Руперт Брук… Имя это еще не известно на материке, а тем паче в России. Руперт Брук (1887–1915) представлен двумя легкими томиками, в которых собрано около восьмидесяти стихотворений. В его творчестве есть редкая пленительная черта: какая-то сияющая влажность, недаром он служил во флоте, недаром и само имя его означает по-английски: ручей. Эта тютчевская любовь ко всему струящемуся, журчащему, светло-студеному выражается так ярко, так убедительно в большинстве его стихов, что хочется их не читать, а всасывать через соломинку, прижимать к лицу, как росистые цветы, погружаться в них, как в свежесть лазоревого озера. Для Брука мир — водная глубь, “зыбкая, изменчивая, дымчатая, в которой колеблющиеся тени вздуваются и зияют таинственно… Странная нежность глубины смягчает потонувшие в ней краски, раздробляет черный цвет на его составные оттенки, подобно тому как смерть расчленяет жизнь. Вот алый сумрак, таящийся в сердцах роз, вот синий лоск мертвых беззвездных небес, вот золотистость, лежащая за глазами, вот та неведомая, безымянная, слепая белизна, которая является основным пламенем ночи, вот тускло-лиловая окраска, вот матовая зелень, — тысячи тысяч оттенков, цветущих между тьмой и тьмой”. И все краски эти дышут, движутся, образуют чешуйчатые существа, которых мы зовем рыбками; и вот, в тонко-жутких стихах поэт передает весь трепет жизни их.

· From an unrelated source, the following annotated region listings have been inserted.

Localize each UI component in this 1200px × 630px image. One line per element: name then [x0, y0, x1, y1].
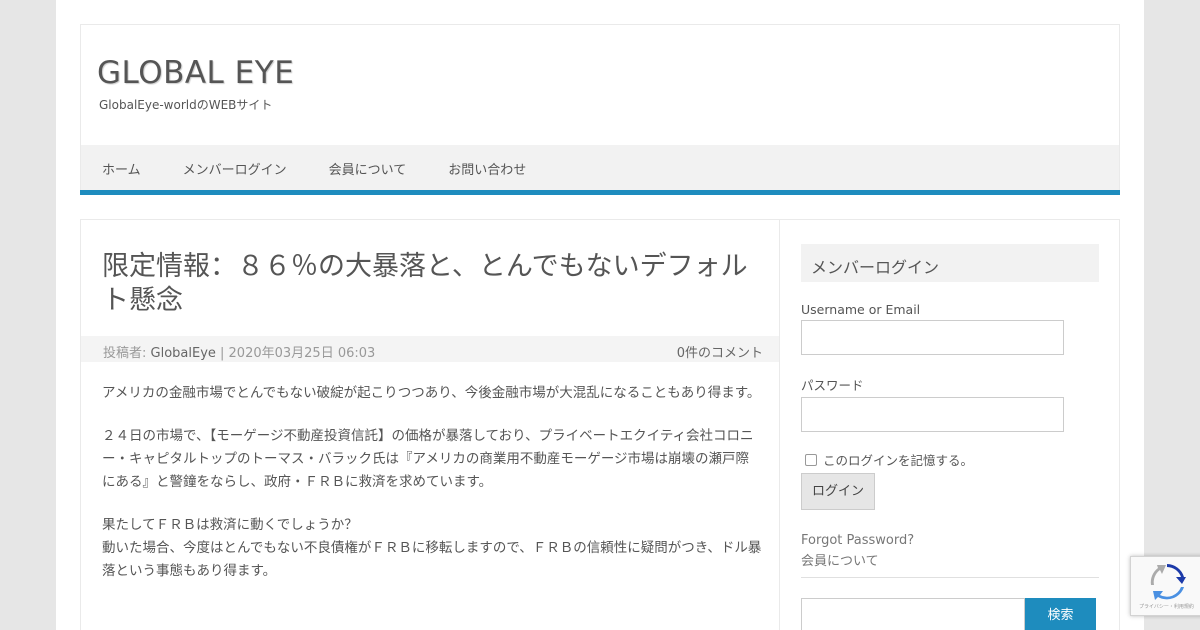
site-header: GLOBAL EYE GlobalEye-worldのWEBサイト	[80, 24, 1120, 145]
post-body: アメリカの金融市場でとんでもない破綻が起こりつつあり、今後金融市場が大混乱になる…	[102, 382, 762, 603]
search-form: 検索	[801, 598, 1099, 630]
nav-accent-line	[80, 190, 1120, 195]
sidebar: メンバーログイン Username or Email パスワード このログインを…	[801, 244, 1099, 630]
main-nav: ホーム メンバーログイン 会員について お問い合わせ	[80, 145, 1120, 191]
post-author-link[interactable]: GlobalEye	[151, 346, 216, 361]
search-button[interactable]: 検索	[1025, 598, 1096, 630]
post-paragraph: 果たしてＦＲＢは救済に動くでしょうか？ 動いた場合、今度はとんでもない不良債権が…	[102, 517, 762, 579]
main-column: 限定情報：８６％の大暴落と、とんでもないデフォルト懸念 投稿者: GlobalE…	[81, 220, 780, 630]
site-title[interactable]: GLOBAL EYE	[97, 55, 294, 91]
post-meta-left: 投稿者: GlobalEye | 2020年03月25日 06:03	[103, 342, 375, 361]
nav-item-member-login[interactable]: メンバーログイン	[162, 159, 308, 178]
nav-item-about-members[interactable]: 会員について	[308, 159, 428, 178]
post-paragraph: ２４日の市場で、【モーゲージ不動産投資信託】の価格が暴落しており、プライベートエ…	[102, 428, 754, 490]
divider	[801, 577, 1099, 578]
login-widget-title: メンバーログイン	[801, 244, 1099, 282]
nav-item-contact[interactable]: お問い合わせ	[427, 159, 547, 178]
post-date: | 2020年03月25日 06:03	[215, 346, 376, 361]
nav-item-home[interactable]: ホーム	[81, 159, 162, 178]
recaptcha-icon	[1150, 564, 1186, 600]
page-container: GLOBAL EYE GlobalEye-worldのWEBサイト ホーム メン…	[56, 0, 1144, 630]
post-title: 限定情報：８６％の大暴落と、とんでもないデフォルト懸念	[102, 251, 748, 316]
login-button[interactable]: ログイン	[801, 473, 875, 510]
search-input[interactable]	[801, 598, 1025, 630]
post-meta: 投稿者: GlobalEye | 2020年03月25日 06:03 0件のコメ…	[81, 336, 779, 362]
recaptcha-badge[interactable]: プライバシー・利用規約	[1130, 556, 1200, 616]
remember-row: このログインを記憶する。	[801, 450, 1099, 469]
site-description: GlobalEye-worldのWEBサイト	[99, 98, 273, 112]
content-area: 限定情報：８６％の大暴落と、とんでもないデフォルト懸念 投稿者: GlobalE…	[80, 219, 1120, 630]
meta-prefix: 投稿者:	[103, 346, 151, 361]
remember-checkbox[interactable]	[805, 453, 817, 466]
remember-label: このログインを記憶する。	[823, 453, 974, 468]
password-input[interactable]	[801, 397, 1064, 432]
comments-link[interactable]: 0件のコメント	[677, 342, 763, 361]
login-links: Forgot Password? 会員について	[801, 530, 1099, 578]
post-paragraph: アメリカの金融市場でとんでもない破綻が起こりつつあり、今後金融市場が大混乱になる…	[102, 385, 761, 401]
about-members-link[interactable]: 会員について	[801, 551, 1099, 572]
forgot-password-link[interactable]: Forgot Password?	[801, 530, 1099, 551]
password-label: パスワード	[801, 378, 864, 393]
username-input[interactable]	[801, 320, 1064, 355]
username-label: Username or Email	[801, 302, 921, 317]
recaptcha-text: プライバシー・利用規約	[1139, 604, 1194, 610]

В этих стихах, в этой дрожащей капле воды, отражена сущность всех земных религий. И Брук сам — “грезящая рыба”, когда, заброшенный на тропический остров, он обещает своей гавайской возлюбленной совершенства заоблачного края, “где живут Бессмертные, — благие, прекрасные, истинные, — те Подлинники, с которых мы — земные, глупые, скомканные снимки. Там — Лик, а мы здесь только призраки его. Там — верная беззакатная Звезда и Цветок, бледную тень которого любим мы на земле. Там нет ни единой слезы, а есть только Скорбь. Нет движущихся ног, а есть Пляска. Все песни исчезнут в одной Песне. Вместо любовников будет Любовь…” Но тут, спохватившись, поэт восклицает: “Как же мы будем плести наши любимые венки, если там нет ни голов, ни цветов? Господи, как мы станем жалеть о пальмах, о солнце, о юге. И уж больше, кажется, не будет поцелуев, ибо все уста сольются в единые Уста… Внемли зову луны и шепчущим благоуханьям, которые блуждают вдоль теплой лагуны. Поспеши, положив руку в руку человеческую, сквозь сумрак цветущей тропы к белой полосе песка и в мягкой ласке воды смой пыль мудрованья. И до зари, под сияющей луной, нагоняй в беззвучно-глубокой воде чье-то мерцающее тело и теневые волосы, а то предавайся волне полудремотно. Ныряй, изгибайся, выплывай, выглядывай из цветов, смейся, призывай — пока уста наши еще не поблекли, пока у нас на лицах не стерлась печать нашего „я”…”
Ни один поэт так часто, с такой мучительной и творческой зоркостью не вглядывался в сумрак потусторонности. Пытаясь ее вообразить, он переходит от одного представления к другому с лихорадочной торопливостью человека, который ищет спички в темной комнате, пока кто-то грозно стучится в дверь. То кажется ему, что он, умерев, проснется “на широкой, белесой, сырой равнине, придавленной странными, безглазыми небесами” и увидит себя “точкой неподвижного ужаса… мухой, прилипшей к серой, потной шее мертвеца”, — то предчувствует он безмерное блаженство. Предчувствие это жарче всего бьется в стихотворении “Прах”.
Вот оно в русском переводе:
Между этих крайностей развертывается вереница более спокойных образов. Вот на берегах Леты, среди мифологических кипарисов, поэт встречает свою умершую любовницу, и она, беспечная Лаура эта, “вскидывает темно-русой очаровательной головой”, так потешает ее вид древних мертвых — Сократ курносый, щуплый Цезарь, завистливый Петрарка.
Вот, взбежав на цветущий холм — где-нибудь под Кембриджем, — Руперт, весело запыхавшись, восклицает, что душа его воскреснет в поцелуях будущих влюбленных. А то облака ласкают его воображенье.
Отсюда недалеко до полной примиренности со смертью, и действительно — четырнадцатый год нашего столетия внушает Бруку пять цветных сонетов, озаренных как бы изнутри чудесной кротостью.